In the 1:20-scale model test, uniform water pressure causes the entire segment to contract inward into a ‘circular’ shape, while strata load gradually deforms the segment into an elliptical shape. The structural deformation of the segment lining is asymmetrical for ground loads between 0.4 and 3.6 MPa. The segment lining’s left spandrel has a propensity to enlarge outward, whilst the right spandrel has a propensity to contract inward. The deformation of the segment lining restores symmetry after the ground load period of 3.6 MPa.

(2)

In the experiment, the curvature change shows a ‘ladder’ transformation as a whole, which can be divided into three major stages. In the 0–3.6 MPa stage, the segment is in the elastic stage, and the curvature is basically guaranteed to be 0.1 m⁻¹/MPa. In the 3.6–6.4 MPa stage, the segment is in the strengthening stage and the curvature is greatly improved, up to 10.97 m⁻¹/MPa. After 6 MPa, the stress is released and the curvature is further improved after stabilization.

(3)

The appearance of cracks after 4.4 MPa has an important influence on the curvature change.

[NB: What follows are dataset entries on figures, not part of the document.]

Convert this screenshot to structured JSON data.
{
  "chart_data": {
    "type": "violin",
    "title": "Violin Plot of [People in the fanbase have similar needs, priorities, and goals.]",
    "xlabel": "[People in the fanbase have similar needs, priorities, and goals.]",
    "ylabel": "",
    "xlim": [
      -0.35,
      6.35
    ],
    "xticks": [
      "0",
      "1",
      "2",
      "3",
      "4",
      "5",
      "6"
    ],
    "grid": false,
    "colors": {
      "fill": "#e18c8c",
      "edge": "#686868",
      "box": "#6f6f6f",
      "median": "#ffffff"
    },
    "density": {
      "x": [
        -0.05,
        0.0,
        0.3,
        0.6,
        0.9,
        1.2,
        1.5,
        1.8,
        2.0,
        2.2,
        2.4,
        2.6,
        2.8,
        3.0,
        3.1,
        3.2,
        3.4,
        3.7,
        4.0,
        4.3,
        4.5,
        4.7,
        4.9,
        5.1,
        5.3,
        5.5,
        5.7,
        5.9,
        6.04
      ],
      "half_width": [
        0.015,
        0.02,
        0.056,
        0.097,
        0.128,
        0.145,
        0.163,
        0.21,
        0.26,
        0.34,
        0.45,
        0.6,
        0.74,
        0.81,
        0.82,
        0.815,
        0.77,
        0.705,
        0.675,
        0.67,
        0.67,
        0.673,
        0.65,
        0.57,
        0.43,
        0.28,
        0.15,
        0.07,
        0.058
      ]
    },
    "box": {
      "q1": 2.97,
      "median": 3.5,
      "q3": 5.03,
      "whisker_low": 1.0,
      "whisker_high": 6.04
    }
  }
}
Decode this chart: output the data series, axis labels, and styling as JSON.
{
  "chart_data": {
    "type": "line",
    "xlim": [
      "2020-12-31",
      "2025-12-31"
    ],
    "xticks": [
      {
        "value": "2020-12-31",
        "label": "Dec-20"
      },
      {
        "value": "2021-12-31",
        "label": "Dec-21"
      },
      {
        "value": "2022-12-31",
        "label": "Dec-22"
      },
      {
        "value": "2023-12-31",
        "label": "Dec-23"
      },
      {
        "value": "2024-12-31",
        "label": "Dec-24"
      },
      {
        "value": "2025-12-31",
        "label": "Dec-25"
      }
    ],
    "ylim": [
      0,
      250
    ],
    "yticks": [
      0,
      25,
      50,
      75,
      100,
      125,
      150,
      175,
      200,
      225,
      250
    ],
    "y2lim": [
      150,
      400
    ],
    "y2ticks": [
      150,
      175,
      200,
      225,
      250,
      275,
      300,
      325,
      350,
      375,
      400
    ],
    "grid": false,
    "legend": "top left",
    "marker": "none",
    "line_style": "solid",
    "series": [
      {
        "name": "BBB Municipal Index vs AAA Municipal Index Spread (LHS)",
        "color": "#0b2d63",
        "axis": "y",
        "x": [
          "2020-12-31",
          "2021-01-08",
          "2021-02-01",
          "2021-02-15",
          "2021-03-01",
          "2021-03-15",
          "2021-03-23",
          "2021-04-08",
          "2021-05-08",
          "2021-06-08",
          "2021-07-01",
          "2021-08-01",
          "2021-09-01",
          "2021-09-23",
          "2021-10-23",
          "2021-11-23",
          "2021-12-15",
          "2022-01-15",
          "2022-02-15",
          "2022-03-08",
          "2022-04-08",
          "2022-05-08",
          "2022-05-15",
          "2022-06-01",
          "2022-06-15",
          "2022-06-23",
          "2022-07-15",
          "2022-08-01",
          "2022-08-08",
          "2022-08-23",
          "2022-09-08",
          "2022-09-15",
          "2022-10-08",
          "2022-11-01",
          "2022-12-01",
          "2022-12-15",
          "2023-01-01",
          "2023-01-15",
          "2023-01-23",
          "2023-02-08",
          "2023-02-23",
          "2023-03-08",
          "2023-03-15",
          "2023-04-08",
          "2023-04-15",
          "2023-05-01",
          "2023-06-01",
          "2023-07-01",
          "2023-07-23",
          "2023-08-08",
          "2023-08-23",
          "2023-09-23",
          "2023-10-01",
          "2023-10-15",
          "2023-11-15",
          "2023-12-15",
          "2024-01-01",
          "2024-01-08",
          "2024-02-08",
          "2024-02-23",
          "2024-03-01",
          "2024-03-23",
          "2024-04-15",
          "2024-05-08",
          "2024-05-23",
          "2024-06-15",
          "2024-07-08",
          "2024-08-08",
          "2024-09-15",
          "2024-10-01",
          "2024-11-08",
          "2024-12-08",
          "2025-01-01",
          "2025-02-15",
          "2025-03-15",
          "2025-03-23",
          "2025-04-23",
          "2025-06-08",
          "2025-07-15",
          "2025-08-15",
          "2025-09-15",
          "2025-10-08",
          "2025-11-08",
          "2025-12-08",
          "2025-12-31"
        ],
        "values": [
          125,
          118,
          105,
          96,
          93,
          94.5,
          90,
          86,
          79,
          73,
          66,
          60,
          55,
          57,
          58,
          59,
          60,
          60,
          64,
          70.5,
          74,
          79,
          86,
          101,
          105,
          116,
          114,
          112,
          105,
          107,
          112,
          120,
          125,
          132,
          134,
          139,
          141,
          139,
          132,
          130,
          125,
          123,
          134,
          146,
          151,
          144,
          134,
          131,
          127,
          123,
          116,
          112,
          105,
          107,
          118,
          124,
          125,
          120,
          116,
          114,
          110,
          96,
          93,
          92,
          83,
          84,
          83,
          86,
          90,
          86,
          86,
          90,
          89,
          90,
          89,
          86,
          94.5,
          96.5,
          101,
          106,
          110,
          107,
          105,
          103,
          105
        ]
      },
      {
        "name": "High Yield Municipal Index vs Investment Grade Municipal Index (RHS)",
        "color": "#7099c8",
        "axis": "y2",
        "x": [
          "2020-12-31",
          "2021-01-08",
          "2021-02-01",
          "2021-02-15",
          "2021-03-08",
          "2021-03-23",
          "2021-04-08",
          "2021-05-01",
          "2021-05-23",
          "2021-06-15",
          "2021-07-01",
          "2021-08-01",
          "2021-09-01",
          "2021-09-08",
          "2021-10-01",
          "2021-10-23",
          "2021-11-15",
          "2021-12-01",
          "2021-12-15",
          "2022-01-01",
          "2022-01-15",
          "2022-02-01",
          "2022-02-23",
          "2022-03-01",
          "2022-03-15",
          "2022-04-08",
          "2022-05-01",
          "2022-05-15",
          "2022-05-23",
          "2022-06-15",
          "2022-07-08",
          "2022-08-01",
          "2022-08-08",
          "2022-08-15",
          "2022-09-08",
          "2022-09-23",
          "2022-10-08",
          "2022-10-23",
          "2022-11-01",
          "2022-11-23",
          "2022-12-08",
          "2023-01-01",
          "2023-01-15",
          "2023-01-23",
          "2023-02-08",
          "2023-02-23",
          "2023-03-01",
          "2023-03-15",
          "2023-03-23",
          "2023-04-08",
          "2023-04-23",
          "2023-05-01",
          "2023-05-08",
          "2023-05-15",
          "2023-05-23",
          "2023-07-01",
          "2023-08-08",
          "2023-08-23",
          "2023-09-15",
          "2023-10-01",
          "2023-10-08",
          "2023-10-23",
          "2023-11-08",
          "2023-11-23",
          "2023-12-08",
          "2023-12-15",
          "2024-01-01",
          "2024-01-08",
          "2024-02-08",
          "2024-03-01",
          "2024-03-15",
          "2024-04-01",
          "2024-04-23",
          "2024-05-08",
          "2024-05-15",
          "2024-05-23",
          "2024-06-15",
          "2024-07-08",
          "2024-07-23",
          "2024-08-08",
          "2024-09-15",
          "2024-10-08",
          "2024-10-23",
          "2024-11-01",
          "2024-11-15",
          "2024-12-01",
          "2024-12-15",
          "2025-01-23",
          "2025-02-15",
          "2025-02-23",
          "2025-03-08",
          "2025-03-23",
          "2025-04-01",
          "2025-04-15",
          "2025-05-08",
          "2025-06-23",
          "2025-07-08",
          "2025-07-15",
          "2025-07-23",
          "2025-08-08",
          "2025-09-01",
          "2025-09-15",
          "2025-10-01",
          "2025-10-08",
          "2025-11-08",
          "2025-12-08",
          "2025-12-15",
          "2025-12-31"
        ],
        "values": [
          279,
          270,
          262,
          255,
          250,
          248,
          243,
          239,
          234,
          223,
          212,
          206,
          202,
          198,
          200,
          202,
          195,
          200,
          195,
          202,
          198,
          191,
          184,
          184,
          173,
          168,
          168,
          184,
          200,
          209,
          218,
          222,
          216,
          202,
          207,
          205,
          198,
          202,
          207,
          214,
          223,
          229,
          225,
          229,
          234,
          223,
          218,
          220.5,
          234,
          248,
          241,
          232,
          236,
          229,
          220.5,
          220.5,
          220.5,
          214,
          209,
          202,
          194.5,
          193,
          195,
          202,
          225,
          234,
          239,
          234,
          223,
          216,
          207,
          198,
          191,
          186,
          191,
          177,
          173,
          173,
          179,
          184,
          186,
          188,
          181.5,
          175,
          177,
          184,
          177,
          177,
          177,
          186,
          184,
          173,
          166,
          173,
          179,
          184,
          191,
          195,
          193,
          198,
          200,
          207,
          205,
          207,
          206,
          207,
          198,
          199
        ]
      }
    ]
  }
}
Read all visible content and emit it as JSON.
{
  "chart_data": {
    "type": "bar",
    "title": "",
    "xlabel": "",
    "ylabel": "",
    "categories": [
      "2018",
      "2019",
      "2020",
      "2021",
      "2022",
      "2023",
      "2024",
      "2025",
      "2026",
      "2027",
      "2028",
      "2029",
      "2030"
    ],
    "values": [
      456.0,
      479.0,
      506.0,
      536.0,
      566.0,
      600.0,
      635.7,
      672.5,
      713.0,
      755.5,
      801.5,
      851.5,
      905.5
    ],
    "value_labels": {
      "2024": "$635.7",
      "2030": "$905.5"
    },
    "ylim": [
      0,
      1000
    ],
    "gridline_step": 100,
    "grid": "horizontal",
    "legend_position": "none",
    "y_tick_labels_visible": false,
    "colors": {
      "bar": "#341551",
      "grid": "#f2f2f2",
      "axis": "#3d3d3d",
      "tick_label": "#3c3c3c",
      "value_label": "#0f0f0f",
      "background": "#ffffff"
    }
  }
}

The percentage of curvature change in the 0–4.4 MPa stage is 188%, but the percentage of curvature change in the 4.4–8.0 MPa stage is as high as 2900%.

(4)

Before cracks appear in the scale model, the strain and curvature of the tunnel segment increase steadily in a small range. When cracks appear, the values of strain and curvature fluctuate obviously. The combination of the strain and curvature of the shield tunnel segment structure can well reflect the deformation information of the structure.

(5)

According to research on the effects of three surface-mount FBG sensing elements, the traditional four-point supplementary layout could more accurately perceive tunnel strain changes, and the 18° uniform layout could more accurately perceive local tunnel curvature changes. It is recommended that the FBG sensing elements with a uniform layout of 18° be used to collect data for monitoring tunnel sections in harsh terrain and the FBG sensing elements with a four-point additional configuration be used to collect data for monitoring other sections.

In this study, a 1:20 scale model test was carried out to investigate the deformation perception of the shield tunnel structure under three different layouts of surface-mounted FBG sensors. Due to the influence of scale effect, the layout method will have errors in practical engineering, which need to be verified in the next step. The above research focuses on the section form of the shield tunnel, and the horseshoe tunnel needs to be further studied. The wall thickness of the tunnel designed in this experiment is a fixed value, and it is not used as a parameter to study the critical pressure. The tunnel wall thickness should be further studied as a variable parameter. The focus of the test is to study the influence of hydrostatic pressure and changing earth pressure on tunnel deformation. The influence of live load on tunnel deformation needs to be further studied.